In short, he does the opposite of what he should do.

It was evident in the Cliff Lee for Roy Halladay trade (since rectified with the twin-acknowledgments that it was a mistake with the acquisition of Roy Oswalt a year ago and the re-signing of Lee as a free agent last winter), and it is so now with the trade for Hunter Pence.

Pence is a good player and he’ll help the Phillies; but when you’re trading two of your top prospects along with two other young players, I’d think you could do better than a “good” player.

I’d think that such a swap—tweaked when necessary—would bring back a star player along the lines of Hanley Ramirez.

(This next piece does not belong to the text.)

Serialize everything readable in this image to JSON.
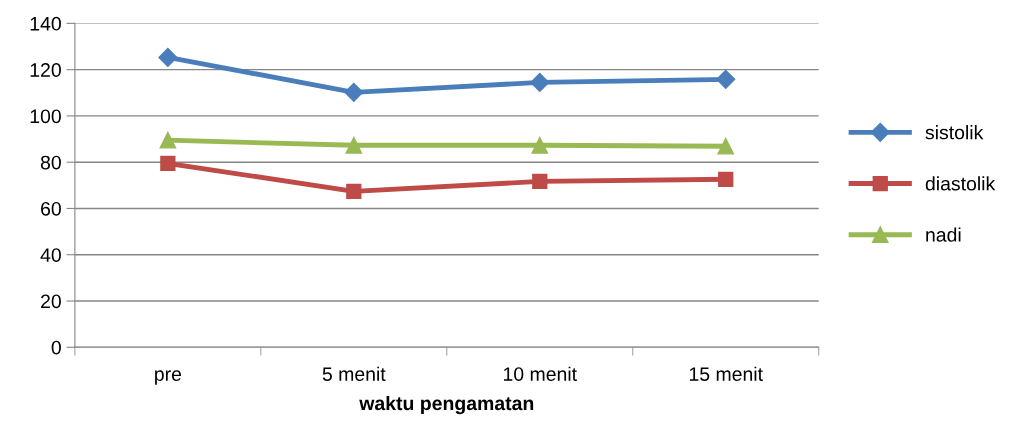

But Amaro focused on Pence and got him. I give him credit for doing what he thinks is right in execution, not in theory.

If you compare what other clubs have acquired when they’ve traded their top prospects—specifically the Red Sox with the deal they made last winter in getting Adrian Gonzalez—reason dictates that the Phillies could’ve gotten a better player than Pence in a deal centered around Jonathan Singleton and Jarred Cosart.

Pence is under team control for the next 2 1/2 years and he fills a void in the Phillies lineup; Gonzalez was a free agent after 2011 before the Red Sox signed him to a $154 million extension to prelude free agency, so the Phillies have more certainty with Pence, but you can’t place the two in the same category on the field.

Amaro targets and acquires.

Sometimes that’s good as it was with Lee and Oswalt.

Sometimes it’s okay as it was with Raul Ibanez and the lateral move for Halladay (as great as he’s been) at the expense of Lee.

Sometimes it’s wrong as it was when he traded Lee for Halladay.

And sometimes it’s questionable as it is now with Pence.

No matter what happens with the Phillies from here on, they could’ve gotten more for Singleton and Cossart if they’d looked elsewhere and/or waited.